The `newsroom-extract` tool extracts summaries and article text from the data downloaded by `newsroom-scrape`. This tool produces a new file that does not modify the original output file of `newsroom-scrape`, and can be run with:

```sh
newsroom-extract --archive dev.archive --dataset dev.dataset
```

The script automatically parallelizes extraction across your CPU cores. To disable this or reduce the number of cores used, use the `--workers` option. Like scraping, the extraction process can be stopped at any point with `Control-C` and resumed later.

Reading and Analyzing the Data
==============================

All data are represented using [gzip-compressed JSON lines][jsonl]. The Newsroom package provides an easy tool to read an write these files — and do so up to 20x faster than the standard Python `gz` and `json` packages!

```python
from newsroom import jsonl

# Read entire file:

with jsonl.open("train.dataset", gzip = True) as train_file:
train = train_file.read()

# Read file entry by entry:

with jsonl.open("train.dataset", gzip = True) as train_file:
for entry in train_file:
print(entry["summary"], entry["text"])
```

[jsonl]: http://jsonlines.org/

Extraction Analysis
-------------------

The Newsroom package also contains scripts for identifying extractive fragments and computing metrics described in the paper: coverage, density, and compression.

```python
import random

from newsroom import jsonl
from newsroom.analyze import Fragments

with jsonl.open("train.dataset", gzip = True) as train_file:
train = train_file.read()

# Compute stats on random training example:

entry = random.choice(train)
summary, text = entry["summary"], entry["text"]
fragments = Fragments(summary, text)

# Print paper metrics:

print("Coverage:", fragments.coverage())
print("Density:", fragments.density())
print("Compression:", fragments.compression())

# Extractive fragments oracle:

print("List of extractive fragments:")
print(fragments.strings())
```

Evaluation Tools
================

> [Aug 8, 2023] The evaluation pipeline does not keep track of sentence tokenization, which may result in lower-than-expected ROUGE-L scores, and that the newsroom-run -> newsroom-score -> newsroom-tables evaluation pipeline should not be used for publishable evaluation.
> Please see: https://github.com/lil-lab/newsroom/issues/28

The Newsroom package contains a standardized way for running and scoring Docker-based summarization systems. For an example, see the `/example` directory for a Docker image of the TextRank system used in the paper.
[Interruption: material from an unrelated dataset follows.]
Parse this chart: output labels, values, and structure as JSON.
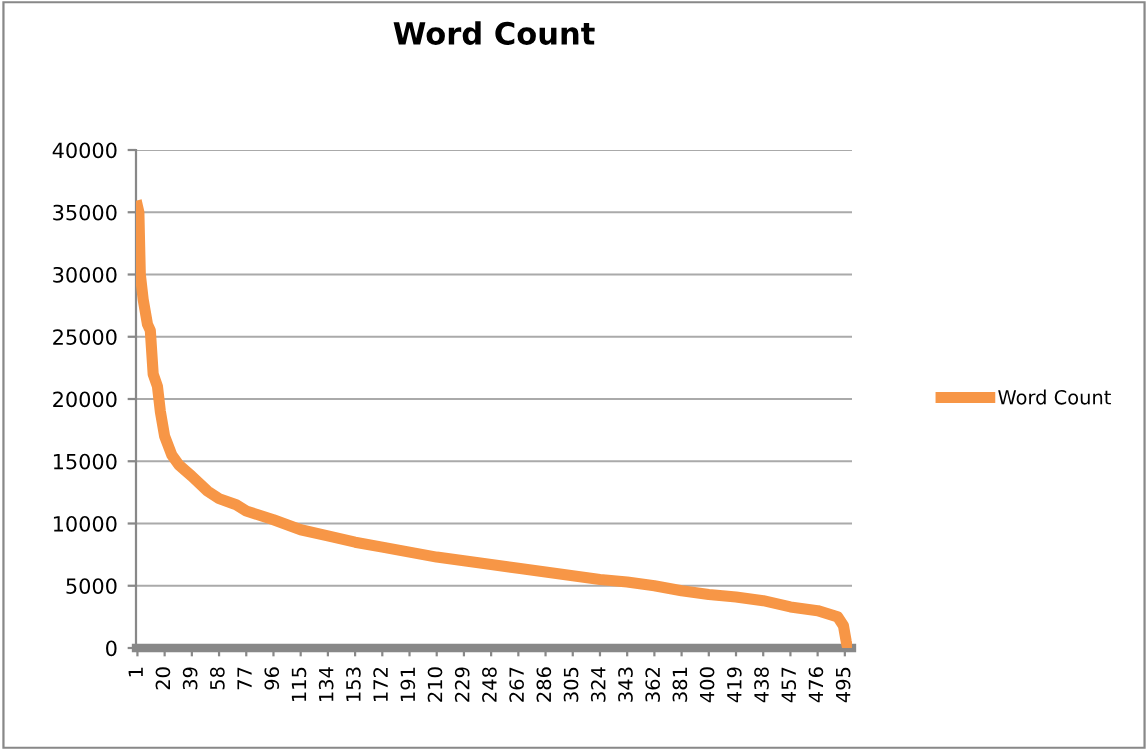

The package also contains a script for producing tables similar to those in the paper for compression, coverage, and density. These tables are helpful for understanding your system's performance across different difficulties of text-summary pairs.

Running Your System
-------------------

After starting Docker and building your image (named "textrank" in the following examples), the system can be evaluated using the script:

```sh
newsroom-run \
--system textrank \ # Name of Docker image.
--dataset dev.dataset \ # Path to evaluation data.
--summaries textrank.summaries \ # Output path to write system summaries.
--keys text # JSON keys to feed Docker system.
```

The script runs your system Docker image, passes article text (and other requested metadata) into the container through standard input, expecting summaries to be supplied on standard output.

Scoring Your System
-------------------

To score your system, run the following:

```sh
newsroom-score \
--dataset dev.dataset \ # Path to evaluation data.
--summaries textrank.summaries \ # Path to system's output summaries.
--scores textrank.scores \ # Output path to write summary scores.
--rouge 1,2,L \ # ROUGE variants to run.
--unstemmed # Or, --stemmed for Porter stemming.
```

The script produces a file (`textrank.scores`) containing pairs of system and reference summaries, article metadata for analysis, and ROUGE scores. Additionally, overall ROUGE scores are printed on completion.

Producing Output Tables
-----------------------

To produce ROUGE tables across Newsroom compression, density, and coverage subsets, run the following:

```sh
newsroom-tables \
--scores textrank.scores \
--rouge 1,2,L \
--variants fscore \
--bins density,compression,coverage
```

All command line tools have a `--help` flag that show a description of arguments and their defaults.